Ela passou pela casa como uma tempestade, arrancando minhas pinturas, enrolando meus tapetes, substituindo minha vida por sua própria estética serena e minimalista. Ela estava me apagando. E Heitor ficou ao lado, observando com um sorriso satisfeito.
Alguns dias depois, ela insistiu que todos nós fôssemos a um passeio. "Uma viagem em família," ela chamou, sua voz doentiamente doce. "Para o santuário de vida selvagem particular que o Heitor possui. Será bom para nós nos unirmos."
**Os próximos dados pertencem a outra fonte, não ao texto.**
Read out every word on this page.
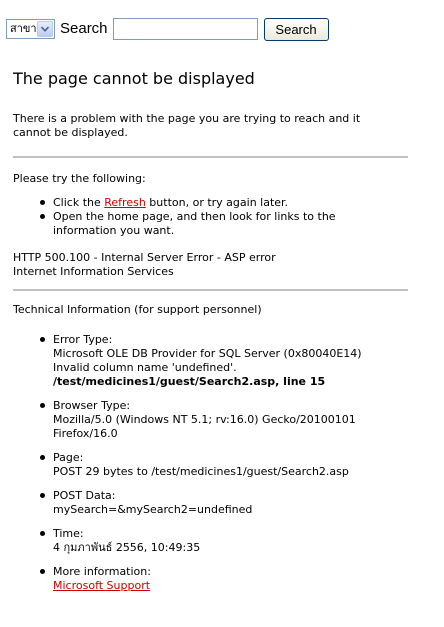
สาขา Search	Search
The page cannot be displayed

There is a problem with the page you are trying to reach and it
cannot be displayed.

Please try the following:

Click the Refresh button, or try again later.
Open the home page, and then look for links to the
information you want.

HTTP 500.100 - Internal Server Error - ASP error
Internet Information Services

Technical Information (for support personnel)

Error Type:
Microsoft OLE DB Provider for SQL Server (0x80040E14)
Invalid column name 'undefined'.
/test/medicines1/guest/Search2.asp, line 15
Browser Type:
Mozilla/5.0 (Windows NT 5.1; rv:16.0) Gecko/20100101
Firefox/16.0
Page:
POST 29 bytes to /test/medicines1/guest/Search2.asp
POST Data:
mySearch=&mySearch2=undefined
Time:
4 กุมภาพันธ์ 2556, 10:49:35
More information:
Microsoft Support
Eu queria recusar, mas Heitor me deu um olhar que era tanto um apelo quanto uma ordem. Entre no jogo, dizia. Por nós.
Então eu fui.
O santuário era uma propriedade extensa, um zoológico particular para os ultra-ricos. Nos encontramos na casa dos répteis, o ar denso e úmido. No centro da sala havia um enorme recinto de vidro abrigando uma píton birmanesa. Era enorme, seu corpo enrolado tão grosso quanto minha coxa.
Alana se agarrou ao braço de Heitor. "Oh, Heitor, podemos vê-la de perto? Por favor?" ela arrulhou. "Nunca estive tão perto de uma antes."
"Alana, é perigoso," disse Heitor, mas não havia força em suas palavras.
"Mas eu quero," ela choramingou, fazendo beicinho.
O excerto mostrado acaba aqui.